As Dredd's world has continued to expand, the tendency in the strip and its spin-offs has been to turn every judge culture into a broad stereotype of the region. In several instances, the definition for the foreign mega-cities has been left in the hands of a local boy, as it were. Scotland's Jim Alexander defined the judges of calhab as wearing tartan kilts, being obsessed with clans, speaking in phonetic brogue you can barely understand and drinking radioactive whiskey. Irish writer Garth Ennis gave us the world of Murphyville, capital city of Emerald Isle, where the judges wear green, politely work their investigations about the island's tourist culture from pubs, and enjoy a diet of potatoes and Guinness. Dave Stone gave us a Brit-Cit police force which operates from the New Old Bailey, where plainsclothes officers can be certain they will not be promoted beyond the rank of detective inspector unless they belong to a certain fraternal organization. I seem to recall that Inspector Morse fella figuring that out the hard way himself once...

Playing with stereotypes to create these broad, comic backgrounds is rarely offensive, in part because we meet protagonists who are, for lack of a better word, heroic figures. The audience has a degree of sympathy and interest in Judge MacBrayne and DI Armitage, and even though Judge Joyce is mostly played for laughs as a country mouse in the big city, we still laugh with him, rather than at him.

The judges from other cultures, the ones outside the typical 2000 AD talent pool, are also usually shown with some degree of heroism.

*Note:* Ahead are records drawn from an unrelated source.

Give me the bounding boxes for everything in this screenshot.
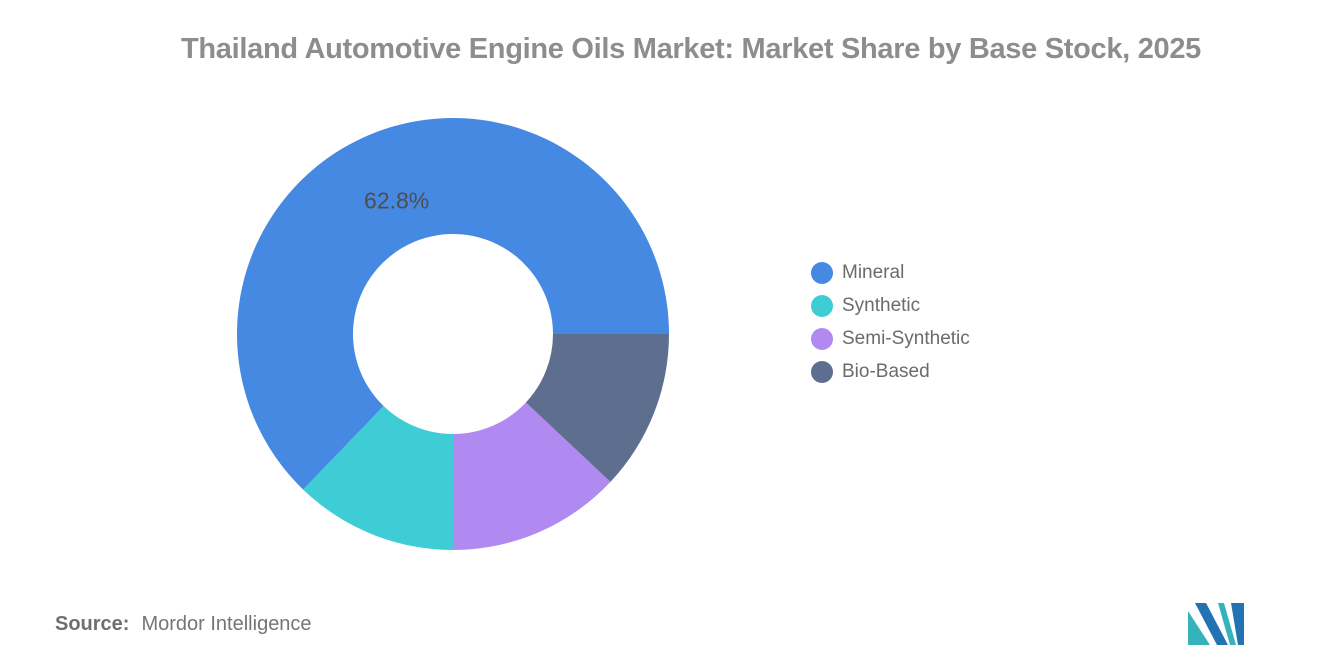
chart-legend: Mineral Synthetic Semi-Synthetic Bio-Based bbox=[811, 256, 970, 388]
slice-data-label: 62.8% bbox=[364, 187, 430, 214]
legend-label: Synthetic bbox=[842, 294, 921, 316]
slice-mineral bbox=[237, 118, 669, 490]
legend-label: Semi-Synthetic bbox=[842, 327, 970, 349]
legend-swatch-icon bbox=[811, 261, 833, 284]
legend-swatch-icon bbox=[811, 294, 833, 317]
logo-shape-teal-left bbox=[1188, 611, 1210, 645]
slice-bio-based bbox=[525, 334, 669, 482]
legend-label: Bio-Based bbox=[842, 360, 930, 382]
donut-chart: 62.8% bbox=[223, 104, 683, 564]
chart-title: Thailand Automotive Engine Oils Market: … bbox=[180, 33, 1202, 65]
source-label: Source: bbox=[55, 613, 130, 635]
mordor-intelligence-logo bbox=[1188, 603, 1244, 645]
source-value: Mordor Intelligence bbox=[141, 613, 312, 635]
legend-item-synthetic: Synthetic bbox=[811, 289, 970, 322]
legend-swatch-icon bbox=[811, 327, 833, 350]
legend-item-bio-based: Bio-Based bbox=[811, 355, 970, 388]
source-line: Source: Mordor Intelligence bbox=[55, 613, 312, 636]
logo-shape-teal-diag bbox=[1218, 603, 1236, 645]
logo-shape-blue-right bbox=[1231, 603, 1244, 645]
slice-synthetic bbox=[303, 406, 453, 550]
logo-shape-blue-diag bbox=[1195, 603, 1228, 645]
legend-item-mineral: Mineral bbox=[811, 256, 970, 289]
donut-svg bbox=[237, 118, 669, 550]
legend-swatch-icon bbox=[811, 360, 833, 383]
slice-semi-synthetic bbox=[453, 402, 611, 550]
legend-label: Mineral bbox=[842, 261, 905, 283]
legend-item-semi-synthetic: Semi-Synthetic bbox=[811, 322, 970, 355]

Even Mark Millar and Grant Morrison's gang from Luxor City - that's future Egypt - come out decently in their own way. Sure, you've got the appropriate stereotypes ticked (pyramids, mummies, cobras on the helmets) and while the story rapidly degenerates into yet another Millar tale of muscled toughs beating each other senseless on a conveyor belt, it still gives us what's said to be an effective judge system, a sympathetic chief judge who's a good man, and an incompetent but heroic counterpart to Dredd in the form of Judge Rameses.

But oh, boy, these guys in the Pan-Andes Conurb. McKenzie and Tomlinson have just got it in for Bolivia.

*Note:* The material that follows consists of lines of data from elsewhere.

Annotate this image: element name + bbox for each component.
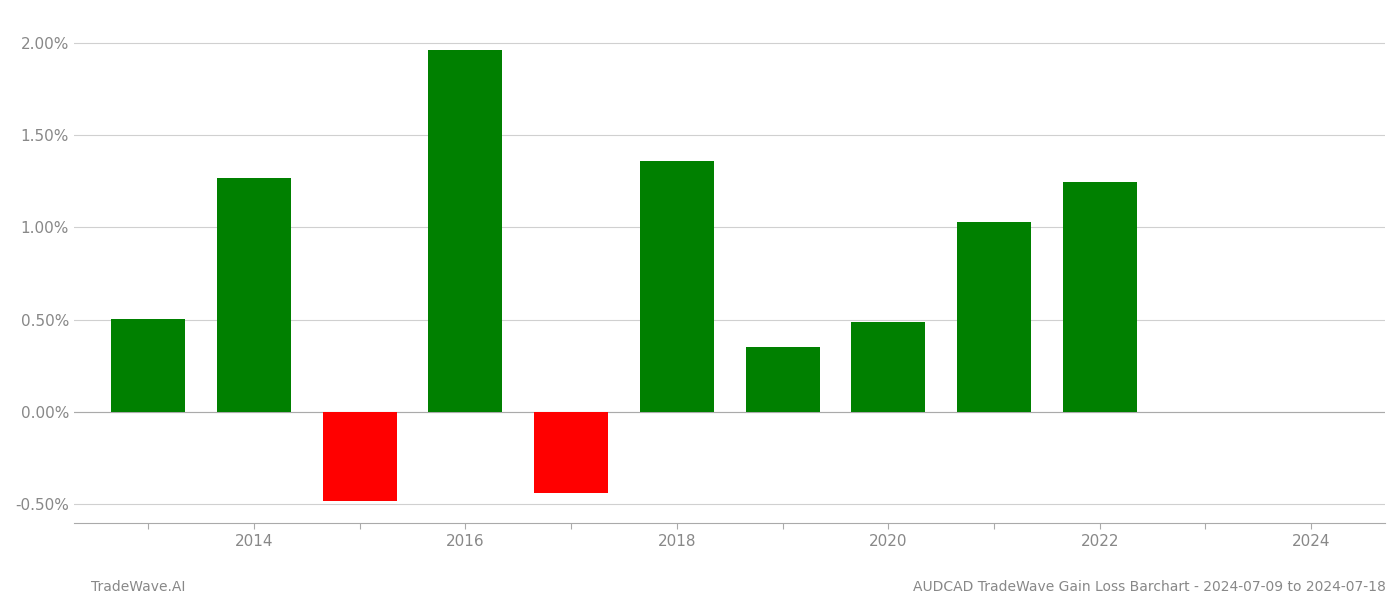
Text: TradeWave.AI: TradeWave.AI — [91, 580, 185, 594]
Bar — [851, 322, 925, 412]
Bar — [640, 161, 714, 412]
Text: AUDCAD TradeWave Gain Loss Barchart - 2024-07-09 to 2024-07-18: AUDCAD TradeWave Gain Loss Barchart - 20… — [913, 580, 1386, 594]
Bar — [958, 222, 1030, 412]
Bar — [112, 319, 185, 412]
Bar — [428, 50, 503, 412]
Bar — [535, 412, 608, 493]
Bar — [323, 412, 396, 501]
Bar — [217, 178, 291, 412]
Bar — [1063, 182, 1137, 412]
Bar — [746, 347, 819, 412]
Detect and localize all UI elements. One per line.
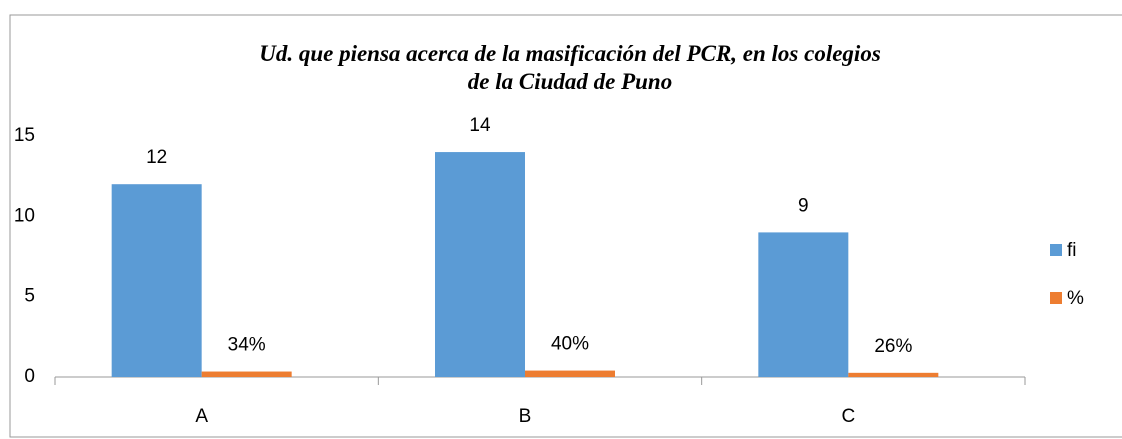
y-tick-label: 15 [14, 125, 35, 146]
x-tick-label: C [841, 406, 855, 427]
bar [111, 184, 202, 377]
value-label: 12 [146, 147, 167, 168]
value-label: 26% [874, 336, 912, 357]
legend-swatch [1050, 292, 1062, 304]
chart-title: Ud. que piensa acerca de la masificación… [259, 41, 881, 94]
legend-label: % [1067, 288, 1084, 309]
bar [435, 152, 525, 377]
bar [525, 370, 615, 377]
bar [201, 371, 292, 377]
x-tick-label: B [519, 406, 532, 427]
legend-swatch [1050, 244, 1062, 256]
x-tick-label: A [195, 406, 208, 427]
bar [758, 232, 849, 377]
y-tick-label: 0 [24, 366, 35, 387]
chart-border [9, 14, 1122, 438]
value-label: 40% [551, 334, 589, 355]
value-label: 34% [228, 335, 266, 356]
legend-label: fi [1067, 240, 1077, 261]
value-label: 9 [798, 195, 809, 216]
bar [848, 372, 939, 377]
value-label: 14 [469, 115, 491, 136]
y-tick-label: 5 [24, 286, 35, 307]
y-tick-label: 10 [14, 205, 35, 226]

Admittedly, John Wagner started the Dreddworld trend of Central and South America being full of corrupt thugs with moustaches. Ciudad Barranquilla was introduced in a 1990 storyline as a place where bent Mega-City One judges could try and make their getaway, and it's been expanded over the years to show that there's quite a number of rich criminal refugees supporting the local economy. To be honest, there's not a lot of positive portrayals of good judges in the Barranquilla waters, either.

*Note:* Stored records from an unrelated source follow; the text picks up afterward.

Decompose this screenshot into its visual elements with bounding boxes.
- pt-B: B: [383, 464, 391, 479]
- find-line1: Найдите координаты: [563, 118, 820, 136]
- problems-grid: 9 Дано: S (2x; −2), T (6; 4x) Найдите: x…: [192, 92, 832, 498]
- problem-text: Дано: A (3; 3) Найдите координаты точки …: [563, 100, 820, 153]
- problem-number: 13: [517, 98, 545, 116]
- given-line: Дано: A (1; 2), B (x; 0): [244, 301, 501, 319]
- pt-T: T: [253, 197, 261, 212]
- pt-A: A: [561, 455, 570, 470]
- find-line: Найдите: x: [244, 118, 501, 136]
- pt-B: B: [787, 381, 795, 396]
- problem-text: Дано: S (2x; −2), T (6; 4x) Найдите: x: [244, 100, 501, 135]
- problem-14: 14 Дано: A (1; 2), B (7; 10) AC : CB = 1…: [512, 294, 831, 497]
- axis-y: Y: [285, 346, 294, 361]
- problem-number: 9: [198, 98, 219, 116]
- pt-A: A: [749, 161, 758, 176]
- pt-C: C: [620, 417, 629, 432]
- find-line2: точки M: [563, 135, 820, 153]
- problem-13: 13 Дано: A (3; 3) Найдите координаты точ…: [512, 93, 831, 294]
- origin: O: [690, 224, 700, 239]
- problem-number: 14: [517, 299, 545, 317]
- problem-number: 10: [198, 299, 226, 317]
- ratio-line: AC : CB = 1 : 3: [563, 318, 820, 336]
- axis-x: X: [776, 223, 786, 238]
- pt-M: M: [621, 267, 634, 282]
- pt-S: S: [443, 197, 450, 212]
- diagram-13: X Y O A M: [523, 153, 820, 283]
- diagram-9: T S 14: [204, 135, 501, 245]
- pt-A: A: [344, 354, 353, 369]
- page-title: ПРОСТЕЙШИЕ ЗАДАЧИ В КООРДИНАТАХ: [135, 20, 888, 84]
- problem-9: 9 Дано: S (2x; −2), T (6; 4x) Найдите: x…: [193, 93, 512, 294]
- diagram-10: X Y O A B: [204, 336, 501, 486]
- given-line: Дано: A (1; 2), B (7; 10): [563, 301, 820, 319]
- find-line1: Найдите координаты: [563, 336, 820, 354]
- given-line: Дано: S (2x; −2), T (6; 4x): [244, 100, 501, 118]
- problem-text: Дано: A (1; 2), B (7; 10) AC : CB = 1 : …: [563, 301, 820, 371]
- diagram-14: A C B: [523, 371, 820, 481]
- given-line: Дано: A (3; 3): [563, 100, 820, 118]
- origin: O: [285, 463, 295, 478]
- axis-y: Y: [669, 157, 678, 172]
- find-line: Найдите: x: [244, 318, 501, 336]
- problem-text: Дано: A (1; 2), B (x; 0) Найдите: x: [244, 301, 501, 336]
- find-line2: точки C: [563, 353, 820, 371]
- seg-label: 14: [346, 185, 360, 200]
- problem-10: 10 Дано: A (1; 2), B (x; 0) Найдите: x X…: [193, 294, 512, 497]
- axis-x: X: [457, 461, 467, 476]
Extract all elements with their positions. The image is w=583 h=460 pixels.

The Pan-Andes Conurb is, based on its depiction here, policed by the most incompetent judge force on the planet. It's filthy, it's stinking, there are flies and pack animals everywhere and the cops all look the other way. And you won't be at all surprised to learn that the chief judge (a) weighs about four hundred pounds, (b) has taco sauce all over his uniform and (c) is, like the rest of his force, in the pockets of the drug dealers.

Like I say, the broad stereotypes in Dredd's world are there for comedy, and simple, unprovocative laughs. But somehow "The Sugar Beat" feels deeply uncomfortable in a way that even Shimura, with its "A New Japanese Stereotype in Every Storyline!" approach, doesn't manage. McKenzie, who no longer works in comics, often proved himself, with Luke Kirby and with some Doctor Who strips, to be an imaginative and talented writer. But when even Mark Millar can come up with better, and more effective nation-identity comedy, and stereotypes that amuse rather than aggravate, you have to wonder whether McKenzie was entirely the wrong guy for the Dredd beat.

(edit: I had suggested that the writer had adopted the "Steelgrave" identity to mask displeasure with the work; McKenzie has since let me know that the pseudonym was used in much the same fashion as earlier 2000 AD writers, the intended tradition being that a writer should only receive one "true identity" credit in any given issue. "Steelgrave" was a joint identity for himself and John Tomlinson, who, McKenzie explains, wrote alternating episodes of the "Sugar Beat" six-parter. This entry was revised on Sept. 4 2007 to correct the credit.)